Thursday, Nov. 30th, legendary record producer George Avakian received The Django D'or Award - the most prestigious jazz honor in Europe - at the Pavillon Baltard, 12 Avenue Victor Hugo Paris, France. Apart from the usual reasons that everyone repeats (produced first jazz album, first annotated reissue album program, etc. etc.) they have cited what I consider an even bigger contribution to the music business, which was the creation in the 1950s at Columbia of the widest-ranging and most successful popular album catalog the industry had ever seen. It soon resulted in the displacement by 12-inch pop LPs of the three-minute single as the main source of income for record labels worldwide, while also elevating jazz through treating it as an integral part of a pop album catalog rather than a specialty. That's when people started calling me the Father of the LP, and later. Grandfather of the CD.

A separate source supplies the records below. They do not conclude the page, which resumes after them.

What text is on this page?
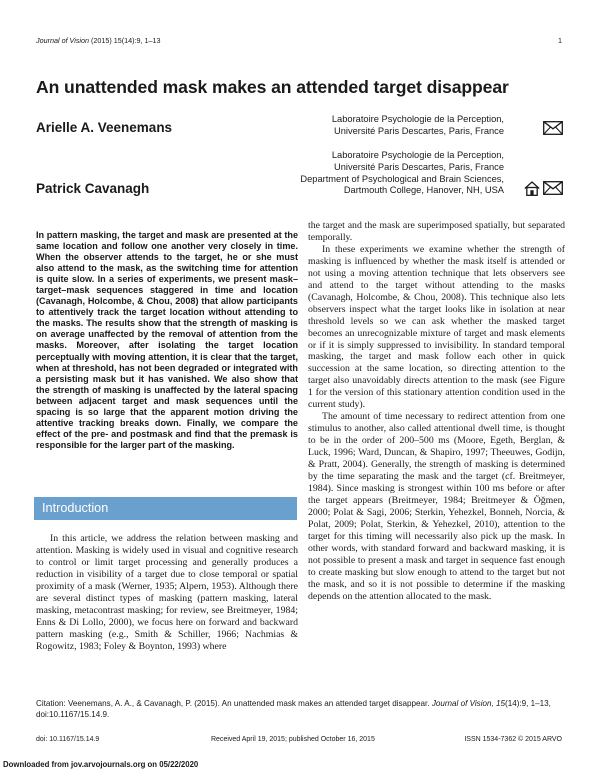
Journal of Vision (2015) 15(14):9, 1–13	1
An unattended mask makes an attended target disappear
Arielle A. Veenemans
Laboratoire Psychologie de la Perception,
Université Paris Descartes, Paris, France
Patrick Cavanagh
Laboratoire Psychologie de la Perception,
Université Paris Descartes, Paris, France
Department of Psychological and Brain Sciences,
Dartmouth College, Hanover, NH, USA
In pattern masking, the target and mask are presented at the same location and follow one another very closely in time. When the observer attends to the target, he or she must also attend to the mask, as the switching time for attention is quite slow. In a series of experiments, we present mask–target–mask sequences staggered in time and location (Cavanagh, Holcombe, & Chou, 2008) that allow participants to attentively track the target location without attending to the masks. The results show that the strength of masking is on average unaffected by the removal of attention from the masks. Moreover, after isolating the target location perceptually with moving attention, it is clear that the target, when at threshold, has not been degraded or integrated with a persisting mask but it has vanished. We also show that the strength of masking is unaffected by the lateral spacing between adjacent target and mask sequences until the spacing is so large that the apparent motion driving the attentive tracking breaks down. Finally, we compare the effect of the pre- and postmask and find that the premask is responsible for the larger part of the masking.
Introduction
In this article, we address the relation between masking and attention. Masking is widely used in visual and cognitive research to control or limit target processing and generally produces a reduction in visibility of a target due to close temporal or spatial proximity of a mask (Werner, 1935; Alpern, 1953). Although there are several distinct types of masking (pattern masking, lateral masking, metacontrast masking; for review, see Breitmeyer, 1984; Enns & Di Lollo, 2000), we focus here on forward and backward pattern masking (e.g., Smith & Schiller, 1966; Nachmias & Rogowitz, 1983; Foley & Boynton, 1993) where

the target and the mask are superimposed spatially, but separated temporally.

In these experiments we examine whether the strength of masking is influenced by whether the mask itself is attended or not using a moving attention technique that lets observers see and attend to the target without attending to the masks (Cavanagh, Holcombe, & Chou, 2008). This technique also lets observers inspect what the target looks like in isolation at near threshold levels so we can ask whether the masked target becomes an unrecognizable mixture of target and mask elements or if it is simply suppressed to invisibility. In standard temporal masking, the target and mask follow each other in quick succession at the same location, so directing attention to the target also unavoidably directs attention to the mask (see Figure 1 for the version of this stationary attention condition used in the current study).

The amount of time necessary to redirect attention from one stimulus to another, also called attentional dwell time, is thought to be in the order of 200–500 ms (Moore, Egeth, Berglan, & Luck, 1996; Ward, Duncan, & Shapiro, 1997; Theeuwes, Godijn, & Pratt, 2004). Generally, the strength of masking is determined by the time separating the mask and the target (cf. Breitmeyer, 1984). Since masking is strongest within 100 ms before or after the target appears (Breitmeyer, 1984; Breitmeyer & Öğmen, 2000; Polat & Sagi, 2006; Sterkin, Yehezkel, Bonneh, Norcia, & Polat, 2009; Polat, Sterkin, & Yehezkel, 2010), attention to the target for this timing will necessarily also pick up the mask. In other words, with standard forward and backward masking, it is not possible to present a mask and target in sequence fast enough to create masking but slow enough to attend to the target but not the mask, and so it is not possible to determine if the masking depends on the attention allocated to the mask.

Citation: Veenemans, A. A., & Cavanagh, P. (2015). An unattended mask makes an attended target disappear. Journal of Vision, 15(14):9, 1–13, doi:10.1167/15.14.9.
doi: 10.1167/15.14.9	Received April 19, 2015; published October 16, 2015	ISSN 1534-7362 © 2015 ARVO
Downloaded from jov.arvojournals.org on 05/22/2020
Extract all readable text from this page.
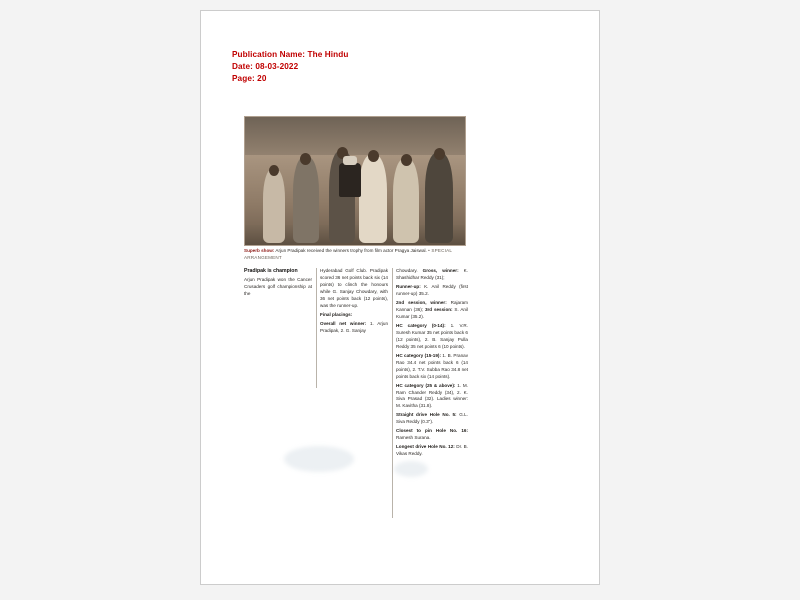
Publication Name: The Hindu
Date: 08-03-2022
Page: 20
Superb show: Arjun Pradipak received the winners trophy from film actor Pragya Jaiswal. • SPECIAL ARRANGEMENT
Pradipak is champion

Arjun Pradipak won the Cancer Crusaders golf championship at the

Hyderabad Golf Club. Pradipak scored 36 net points back six (14 points) to clinch the honours while G. Sanjay Chowdary, with 36 net points back (12 points), was the runner-up.

Final placings:

Overall net winner: 1. Arjun Pradipak, 2. G. Sanjay

Chowdary. Gross, winner: K. Shashidhar Reddy (31);

Runner-up: K. Anil Reddy (first runner-up) 35.2.

2nd session, winner: Rajaram Kannan (36); 3rd session: S. Anil Kumar (35.2).

HC category (0-14): 1. V.R. Suresh Kumar 35 net points back 6 (12 points), 2. B. Sanjay Pulla Reddy 35 net points 6 (10 points).

HC category (15-19): 1. B. Pranav Rao 34.4 net points back 6 (14 points), 2. T.V. Subba Rao 34.8 net points back six (14 points).

HC category (25 & above): 1. M. Ram Chander Reddy (34), 2. K. Siva Prasad (32). Ladies winner: M. Kavitha (31.8).

Straight drive Hole No. 5: G.L. Siva Reddy (0.3").

Closest to pin Hole No. 16: Ramesh Surana.

Longest drive Hole No. 12: Dr. B. Vikas Reddy.
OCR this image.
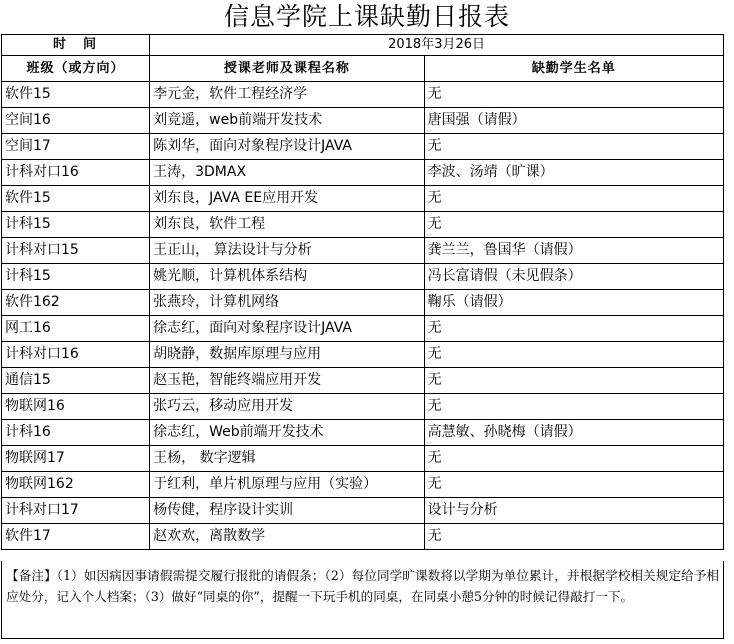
信息学院上课缺勤日报表
时　间	2018年3月26日	
班级（或方向）	授课老师及课程名称	缺勤学生名单
软件15	李元金，软件工程经济学	无
空间16	刘竞遥，web前端开发技术	唐国强（请假）
空间17	陈刘华，面向对象程序设计JAVA	无
计科对口16	王涛，3DMAX	李波、汤靖（旷课）
软件15	刘东良，JAVA EE应用开发	无
计科15	刘东良，软件工程	无
计科对口15	王正山， 算法设计与分析	龚兰兰，鲁国华（请假）
计科15	姚光顺，计算机体系结构	冯长富请假（未见假条）
软件162	张燕玲，计算机网络	鞠乐（请假）
网工16	徐志红，面向对象程序设计JAVA	无
计科对口16	胡晓静，数据库原理与应用	无
通信15	赵玉艳，智能终端应用开发	无
物联网16	张巧云，移动应用开发	无
计科16	徐志红，Web前端开发技术	高慧敏、孙晓梅（请假）
物联网17	王杨， 数字逻辑	无
物联网162	于红利，单片机原理与应用（实验）	无
计科对口17	杨传健，程序设计实训	设计与分析
软件17	赵欢欢，离散数学	无
【备注】（1）如因病因事请假需提交履行报批的请假条；（2）每位同学旷课数将以学期为单位累计，并根据学校相关规定给予相应处分，记入个人档案；（3）做好“同桌的你”，提醒一下玩手机的同桌，在同桌小憩5分钟的时候记得敲打一下。
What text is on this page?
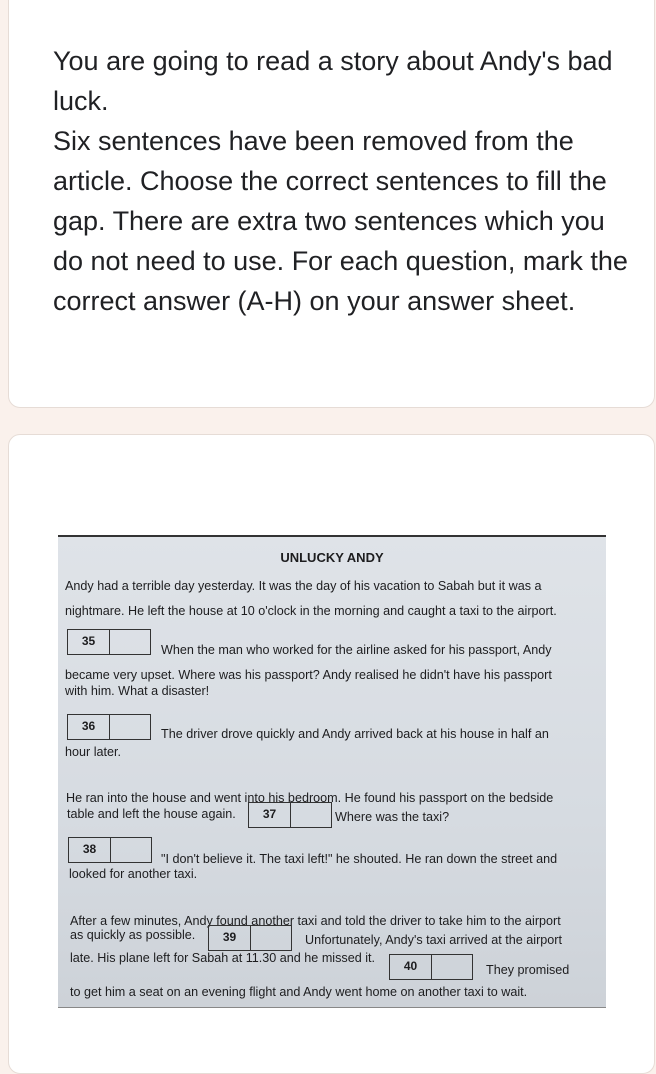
You are going to read a story about Andy's bad luck.
Six sentences have been removed from the article. Choose the correct sentences to fill the gap. There are extra two sentences which you do not need to use. For each question, mark the correct answer (A-H) on your answer sheet.
UNLUCKY ANDY
Andy had a terrible day yesterday. It was the day of his vacation to Sabah but it was a
nightmare. He left the house at 10 o'clock in the morning and caught a taxi to the airport.
35
When the man who worked for the airline asked for his passport, Andy
became very upset. Where was his passport? Andy realised he didn't have his passport
with him. What a disaster!
36
The driver drove quickly and Andy arrived back at his house in half an
hour later.
He ran into the house and went into his bedroom. He found his passport on the bedside
table and left the house again.	37	Where was the taxi?
38
"I don't believe it. The taxi left!" he shouted. He ran down the street and
looked for another taxi.
After a few minutes, Andy found another taxi and told the driver to take him to the airport
as quickly as possible.	39	Unfortunately, Andy's taxi arrived at the airport
late. His plane left for Sabah at 11.30 and he missed it.
40	They promised
to get him a seat on an evening flight and Andy went home on another taxi to wait.
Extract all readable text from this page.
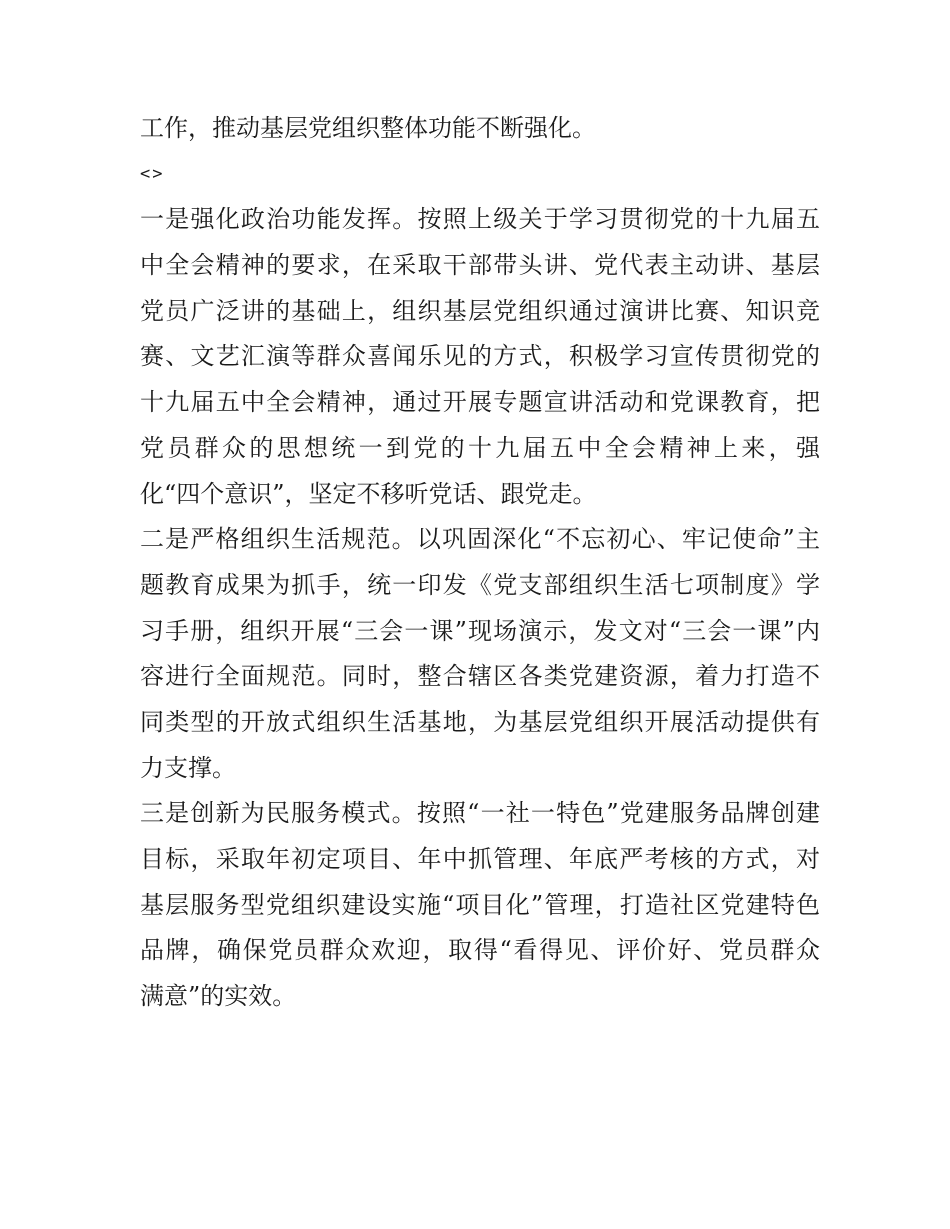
工作，推动基层党组织整体功能不断强化。
<>
一是强化政治功能发挥。按照上级关于学习贯彻党的十九届五
中全会精神的要求，在采取干部带头讲、党代表主动讲、基层
党员广泛讲的基础上，组织基层党组织通过演讲比赛、知识竞
赛、文艺汇演等群众喜闻乐见的方式，积极学习宣传贯彻党的
十九届五中全会精神，通过开展专题宣讲活动和党课教育，把
党员群众的思想统一到党的十九届五中全会精神上来，强
化“四个意识”，坚定不移听党话、跟党走。
二是严格组织生活规范。以巩固深化“不忘初心、牢记使命”主
题教育成果为抓手，统一印发《党支部组织生活七项制度》学
习手册，组织开展“三会一课”现场演示，发文对“三会一课”内
容进行全面规范。同时，整合辖区各类党建资源，着力打造不
同类型的开放式组织生活基地，为基层党组织开展活动提供有
力支撑。
三是创新为民服务模式。按照“一社一特色”党建服务品牌创建
目标，采取年初定项目、年中抓管理、年底严考核的方式，对
基层服务型党组织建设实施“项目化”管理，打造社区党建特色
品牌，确保党员群众欢迎，取得“看得见、评价好、党员群众
满意”的实效。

Europeans were particularly aware of this in the mid-fifties, when the brand new Philips label, which had no artists to begin with except the Concertgebouw Orchestra of Amsterdam, become a major label overnight through the impact of Frank Sinatra and Doris Day as the two most popular singing film stars of the time as well as a select all-star jazz roster. As Director of the International Department, I was initially considered out of my mind to drop EMI, the biggest company in the world, in favor of a start-up Dutch label - but the conservative management at EMI hated LP, and the energetic, well- financed young Philips team jumped at the chance to promote neglected artists who were already known in Europe (Armstrong, Ellington), or were just beginning to tour the continent (Miles, Brubeck, Garner, Sarah Vaughn, Tony Bennett).